Autrement dit, la conception de la nation que l’on doit mettre de l’avant doit comporter une dimension identitaire même si la nation québécoise est une communauté politique. Une autre façon de le dire est de souligner l’importance de certaines composantes sociologiques dans la définition de l’identité politique applicable à l’ensemble des citoyens. Il existe une majorité de francophones ayant une expérience historique unique et sans laquelle le Québec ne formerait pas une nation. La nation québécoise doit donc actuellement être comprise comme une communauté politique non souveraine composée d’une majorité francophone, d’une minorité anglophone, de nations autochtones et de citoyens issus de l’immigration. On doit en somme endosser une conception sociopolitique de la nation québécoise. Comprise de cette façon, la nation québécoise est une communauté politique non souveraine, et tous les membres de cette communauté politique sont des membres de la nation. Mais les autres provinces canadiennes sont elles aussi des communautés politiques non souveraines, sans avoir de conscience nationale. La différence majeure est que la province de Québec est le foyer principal d’une communauté de langue française ayant des institutions et une histoire spécifiques. La majorité francophone du Québec est le plus important échantillon dans le monde de personnes qui partagent en même temps la langue française, les institutions québécoises et une trajectoire historique spécifique. La nation sociopolitique est une communauté politique, mais ce ne serait pas une nation sans la présence dans les institutions de traits comme ceux qui caractérisent sociologiquement la majorité francophone. L’incorporation dans l’identité publique commune d’une langue, d’institutions et d’une histoire publiques communes est la façon que nous avons de tenir compte de la majorité francophone, alors que la politique de la reconnaissance des droits collectifs de la minorité anglophone, des peuples autochtones, des minorités historiques et des minorités issues de l’immigration constitue la façon que nous avons de tenir compte des autres composantes sociologiques de cette nation.

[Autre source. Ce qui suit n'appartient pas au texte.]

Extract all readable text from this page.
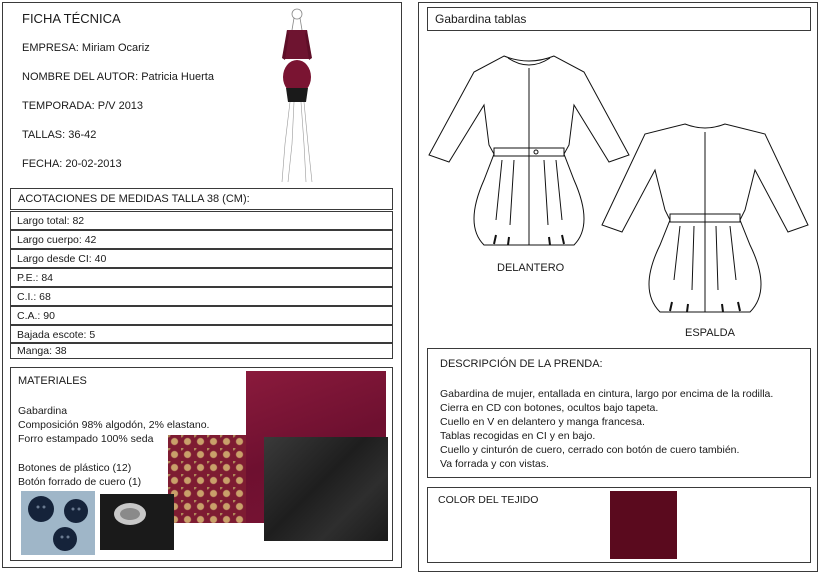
FICHA TÉCNICA
EMPRESA: Miriam Ocariz
NOMBRE DEL AUTOR: Patricia Huerta
TEMPORADA: P/V 2013
TALLAS: 36-42
FECHA: 20-02-2013
ACOTACIONES DE MEDIDAS TALLA 38 (CM):
Largo total: 82
Largo cuerpo: 42
Largo desde CI: 40
P.E.: 84
C.I.: 68
C.A.: 90
Bajada escote: 5
Manga: 38
MATERIALES
Gabardina
Composición 98% algodón, 2% elastano.
Forro estampado 100% seda
Botones de plástico (12)
Botón forrado de cuero (1)
Gabardina tablas
DELANTERO
ESPALDA
DESCRIPCIÓN DE LA PRENDA:
Gabardina de mujer, entallada en cintura, largo por encima de la rodilla.
Cierra en CD con botones, ocultos bajo tapeta.
Cuello en V en delantero y manga francesa.
Tablas recogidas en CI y en bajo.
Cuello y cinturón de cuero, cerrado con botón de cuero también.
Va forrada y con vistas.
COLOR DEL TEJIDO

Le problème des accommodements touche tous les citoyens du Québec, mais il est ressenti plus douloureusement par les membres de la majorité francophone. Ce problème soulève la question des règles du « vivre-ensemble ». On ne peut pas fonder une société seulement sur l’adhésion à une charte des droits et libertés et sur les accommodements raisonnables qui peuvent en découler. Ces règles ne sont pas suffisantes pour que la majorité francophone puisse se reconnaître. On ne doit pas non plus seulement affirmer des valeurs comme la laïcité et l’égalité des hommes et des femmes. Il faut que les règles du vivre-ensemble aient plus de substance et qu’elles permettent aux Québécois francophones de se sentir chez eux au Québec.